Aggregate announced the appointment of Caner, who had advises Aggregate’s owner and top management since its inception in 2015, as new CEO in July last year, the firm said.

Adler has faced a liquidity crisis because of the downturn in the German property market, among other reasons, with the High Court of Justice of England and Wales approving a restructuring plan in April.

Last year, BaFin found accounting shortcomings during its audit of the consolidated financial statements of Adler Real Estate for 2019, it said.

Steps towards transparency

Michael Leinwand, VBL’s chief investment officer, has given details on the pension fund’s investment strategy in an interview with IPE, mentioning the new strategic asset allocation, targets in private debt, private equity, and real estate, sustainable and impact investing.

“Alternative forms of investment allow VBL to diversify more broadly [in terms of] investment strategy, and offer an interesting risk/return ratio,” the spokesperson for the finance ministry said.

Less liquid investments offer the opportunity for additional premia, but the risks of these investments must be considered as part of the strategic asset allocation, both in advance, in the modeling phase, and in the implementation phase, as part of the risk-bearing capacity of the institution as a whole, currently taken into account by VBL, the spokesperson added.

SustainVBL is not in principle against investment in private markets if, however, VBL is supervised properly by the finance ministry and BaFin, disclosing these types of investments.

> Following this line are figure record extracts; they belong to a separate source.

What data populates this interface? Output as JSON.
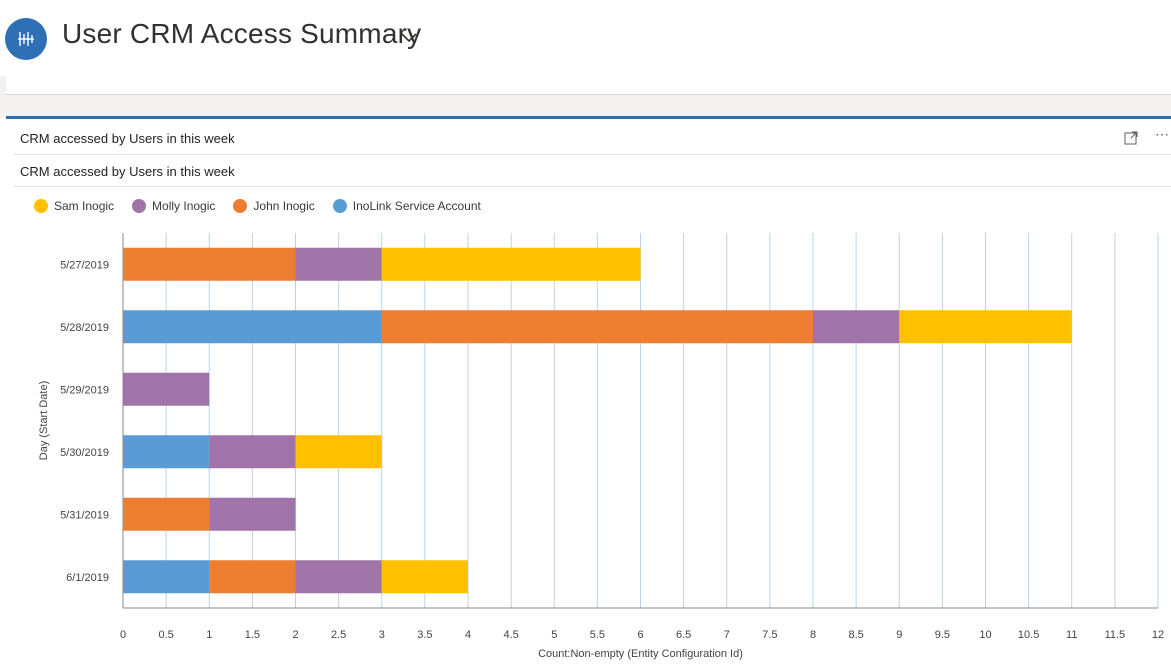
{
  "header": {
    "title": "User CRM Access Summary",
    "app_icon": "chart-dashboard-icon",
    "accent": "#2f6fb6"
  },
  "panel": {
    "title": "CRM accessed by Users in this week",
    "chart_title": "CRM accessed by Users in this week",
    "expand_icon": "expand-icon",
    "more_icon": "more-options-icon"
  },
  "chart_data": {
    "type": "bar",
    "orientation": "horizontal",
    "stacked": true,
    "title": "CRM accessed by Users in this week",
    "xlabel": "Count:Non-empty (Entity Configuration Id)",
    "ylabel": "Day (Start Date)",
    "xlim": [
      0,
      12
    ],
    "xticks": [
      "0",
      "0.5",
      "1",
      "1.5",
      "2",
      "2.5",
      "3",
      "3.5",
      "4",
      "4.5",
      "5",
      "5.5",
      "6",
      "6.5",
      "7",
      "7.5",
      "8",
      "8.5",
      "9",
      "9.5",
      "10",
      "10.5",
      "11",
      "11.5",
      "12"
    ],
    "grid": true,
    "legend_position": "top-left",
    "categories": [
      "5/27/2019",
      "5/28/2019",
      "5/29/2019",
      "5/30/2019",
      "5/31/2019",
      "6/1/2019"
    ],
    "series": [
      {
        "name": "InoLink Service Account",
        "color": "#5b9bd5",
        "values": [
          0,
          3,
          0,
          1,
          0,
          1
        ]
      },
      {
        "name": "John Inogic",
        "color": "#ed7d31",
        "values": [
          2,
          5,
          0,
          0,
          1,
          1
        ]
      },
      {
        "name": "Molly Inogic",
        "color": "#a074a8",
        "values": [
          1,
          1,
          1,
          1,
          1,
          1
        ]
      },
      {
        "name": "Sam Inogic",
        "color": "#ffc000",
        "values": [
          3,
          2,
          0,
          1,
          0,
          1
        ]
      }
    ],
    "legend_order": [
      "Sam Inogic",
      "Molly Inogic",
      "John Inogic",
      "InoLink Service Account"
    ]
  }
}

“But here we are in a situation where, for example, the finance ministry does not have an idea of what is happening with the investments. This situation is problematic, also for the members whose money is at stake. The reasons for such “alternative” investments have to be disclosed, and who is responsible for them. The finance ministry should look closely at these investments and the general investment strategy of VBL,” Schultz continued.

VBL has also reviewed its responsible investment strategy to cut CO2 emissions in its equity and corporate bond portfolios, excluding from the pool of invested companies generating more than 25% of their revenues from coal.

This is a step forward but not enough, according to SustainVBL, as oil and gas companies are still part of the investment portfolio, rules are vague and its implementation hard to verify. VBL has recently joined the UN Principles of Responsible Investments (PRI).

“This approach makes sense, but only if we can check that it is consequently implemented in reality. On sustainable investment, for us would be appropriate to inform the members once a year, at the end of the year. There can be no sustainability without transparency,” Schultz said.